Clearly, 2017 was remarkable in that we were 1.4 standard deviations above the 12/31/2016 forecast of +1.0% real. Sure, that “forecast” is really a forecast of the long-term average real return, but that’s not a bad place to start for a guess about next year’s return, if we must make a point forecast.
This is all preliminary, of course, to the forecast implied by the year-end figures in 2017. The forecast we would make would be that real S&P returns in 2018 have a 2/3 chance of being between -10.9% and +11.1%, with a point forecast (for what that’s worth) of +0.10%. In other words, a rally this year by more than CPI rises is still as likely as heads on a coin flip, even though a forecast of 0.10% real is a truly weak forecast and the weakest implied by this model in a long time.
It is clearly the worst time to be invested in equities since the early 2000s. Even so, there’s a 50-50 chance we see a rally in 2018. That’s not a very good marketing pitch. But it’s better science.[4]
[1] Obligatory Robert Shiller reference: his 1981 paper “Do Stock Prices Move Too Much to be Justified by Subsequent Changes in Dividends” formulated the “excess volatility puzzle,” which essentially says that there’s a lot more noise than signal in the short run.
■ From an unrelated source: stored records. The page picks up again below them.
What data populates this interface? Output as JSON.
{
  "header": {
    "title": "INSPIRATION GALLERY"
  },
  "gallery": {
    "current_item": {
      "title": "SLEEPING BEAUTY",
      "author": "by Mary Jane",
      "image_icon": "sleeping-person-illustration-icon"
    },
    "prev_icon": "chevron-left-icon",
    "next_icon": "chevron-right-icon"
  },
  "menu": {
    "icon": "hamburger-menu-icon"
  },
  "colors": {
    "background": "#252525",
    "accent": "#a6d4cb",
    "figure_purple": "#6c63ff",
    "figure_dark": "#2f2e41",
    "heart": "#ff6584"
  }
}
[2] Forecasts prior to 2009 predate this firm and are arrived at by applying the same methodology to historical data. None of these are discretionary forecasts and none should be taken as implying any sort of recommendation. They may differ from our own discretionary forecasts. They are for illustration only. Buyer beware. Etc.
[3] The spot VIX is an annualized volatility but incorporating much nearer-term option expiries than the 1-year horizon we want. However, since the VIX futures curve generally slopes upward this is biased narrow.
[4] And, I should hasten point out: it does have implications for portfolio allocations. With Jan-2019 TIPS yielding 0.10% real – identical to the equity point forecast but with essentially zero risk around that point – any decent portfolio allocation algorithm will favor low-risk real bonds over stocks more than usual (even though TIPS pay on headline CPI, and not the core CPI I am using in the table).